Six mois plus tard, Emmanuel Macron a adopté un ton plus prudent, sachant qu’il doit faire face aux cheminots en grève contre ses réformes en France, que l’Allemagne s’oppose à la plupart de ses propositions de réforme de l’UEM, que huit États membres s’opposent à son programme et qu’il reste peu de temps pour parvenir à un accord sur la réforme de l’UEM, avant le sommet décisif de juin.
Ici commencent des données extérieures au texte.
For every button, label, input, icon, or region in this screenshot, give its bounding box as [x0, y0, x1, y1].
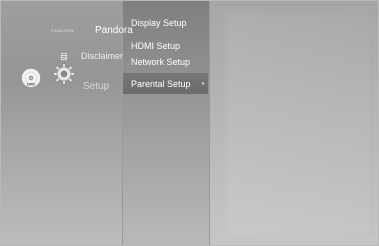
setup-menu-screen: PANDORA Pandora Disclaimer DVD Setup Dis… — [0, 0, 379, 246]
gear-icon — [53, 63, 75, 85]
document-icon — [60, 52, 68, 61]
main-menu-item-pandora[interactable]: Pandora — [95, 25, 133, 36]
content-panel — [224, 11, 374, 237]
submenu-item-display-setup[interactable]: Display Setup — [131, 18, 187, 28]
content-area — [209, 1, 378, 245]
dvd-text: DVD — [27, 83, 35, 87]
main-menu-item-disclaimer[interactable]: Disclaimer — [81, 51, 123, 61]
submenu-item-network-setup[interactable]: Network Setup — [131, 57, 190, 67]
main-menu-column — [1, 1, 122, 245]
main-menu-item-setup[interactable]: Setup — [83, 81, 109, 92]
arrow-right-icon — [202, 82, 205, 85]
pandora-logo: PANDORA — [51, 28, 74, 33]
submenu-item-hdmi-setup[interactable]: HDMI Setup — [131, 41, 180, 51]
submenu-item-parental-setup[interactable]: Parental Setup — [131, 79, 191, 89]
dvd-icon: DVD — [21, 68, 41, 88]
submenu-column — [122, 1, 209, 245]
« Il s’inquiète de savoir qui pourrait être un partenaire potentiel », a commenté Udo Bullmann, président du S&D.

L’eurodéputé allemand a déclaré que les socialistes soutiendraient la tentative d’Emmanuel Macron de réformer l’UEM, bien qu’ils ne soient pas d’accord avec le président français sur son plan national de réforme.

« Aujourd’hui, nous avons vu un président [français] qui voit mieux les réalités de l’Europe », qui est « positif », parce que cette année il s’agira de concrétiser les promesses européennes, estime Manfred Weber, chef de file du PPE. « Nous prenons note de son approche réaliste de ce qui est possible et ce qui ne l’est pas. » Au sein du groupe conservateur, c’est la question de l’immigration qui est considérée comme une priorité pour cette année.

La discrète marche arrière d’Emmanuel Macron sur les réformes a pour contexte une opposition allemande croissante à d’autres propositions considérées comme des priorités de ce semestre. Celles-ci incluent un système européen de garantie des dépôts, afin de protéger les épargnants et la transformation du mécanisme européen de stabilité en un fonds monétaire européen.